5. according to the statistical information that the 4th step obtains, for each Feature Words calculates normalized tf*idf value, within-cluster variance, average inter _ class relationship.

(1) tf*idf: computing formula is as follows:

n_{t} = Σ_{j = 1}^{NC} DF (t, C_{j})

In formula, n represents C _ithe whole Feature Words numbers occurred in class.L is a constant, is obtained by experiment test, usually gets 0.1 or 0.01.The calculation deviation that normalized tf*idf value can avoid document overlength to bring.

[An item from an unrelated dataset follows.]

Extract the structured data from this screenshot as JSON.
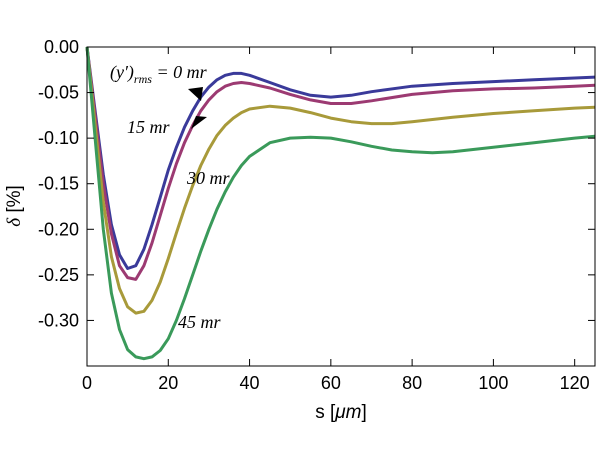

(2) within-cluster variance: computing formula is as follows:

DIntra = \frac{\sqrt{Σ_{j = 1}^{| C_{i} |} {[TF (t, d_{j}) - \frac{TF (t, C_{i})}{| C_{i} |}]}^{2} / (| C_{i} | - 1)}}{TF (t, C_{i}) / \sqrt{| C_{i} | - 1}}

(3) average inter _ class relationship: computing formula is as follows:

DInterAvg = \frac{\sqrt{Σ_{i = 1}^{NC} [TF (t, C_{i}) / | C_{i} | - Σ_{j = 1}^{NC} TF (t, C_{j}) / {ND]}^{2} / (NC - 1)}}{Σ_{j = 1}^{NC} TF (t, C_{j}) / ND}

6. use the result in the 5th step, calculate the weight of characteristic item t in each class.Computing formula is as follows:

wi(t)=tf*idf*DInterAvg*(1-DIntra)

7., by the weight summation of characteristic item t in of all categories, obtain the weight of this characteristic item in whole document sets, namely

TDFS value.Computing formula is as follows:

TDFS (t) = Σ_{i = 1}^{NC} w_{i} (t)

8. calculate the TDFS value of all characteristic items in document sets according to descending sort, the more forward value of characteristic item in document sets of ranking is higher, and in document classification, role is larger.

Claims

1. a text classification Feature Selection method for feature based distributed intelligence, is characterized in that comprising the following steps:

(1). each section of document in document sets is carried out to participle, removes stop words and get stem process;

(2). whole collection of document is expressed as vector space model;

(3). from collection of document, extract all Feature Words, structural attitude dictionary;

(4). in statistics text feature space, each Feature Words t is at every section of document d _jfrequency TF (t, the d of middle appearance _j), and at each class C _ifrequency TF (t, the C of middle appearance _i), add up each class C simultaneously _icomprise number of files DF (t, the C of Feature Words t _i);

(5). according to the information that step (4) obtains, for each Feature Words t, first calculate for each class C _inormalized tf*idf value, then calculate this Feature Words at each class C _iinterior dispersion DIntra and average inter _ class relationship DInterAvg;

(6). according to the information that step (4), step (5) step obtain, utilize following formula to calculate in text feature space each Feature Words t at classification C _iin weight w _i(t);

w _i(t)＝tf*idf*DInterAvg*(1-DIntra)

The computing formula of average inter _ class relationship is as follows:

D I n t e r A v g = \frac{\sqrt{Σ_{i = 1}^{N C} {[T F (t, C_{i}) / | C_{i} | - Σ_{j = 1}^{N C} T F (t, C_{j}) / N D]}^{2} / (N C - 1)}}{Σ_{j = 1}^{N C} T F (t, C_{j}) / N D}

By Feature Words t weight summation in each category, be the weight of this Feature Words in whole document sets, i.e. the TDFS value of Feature Words t:

T D F S (t) = Σ_{i = 1}^{N C} w_{i} (t)

(7). by whole Feature Words according to its weight descending sort in whole document sets, when carrying out Feature Selection, preferentially retain the forward Feature Words of ranking.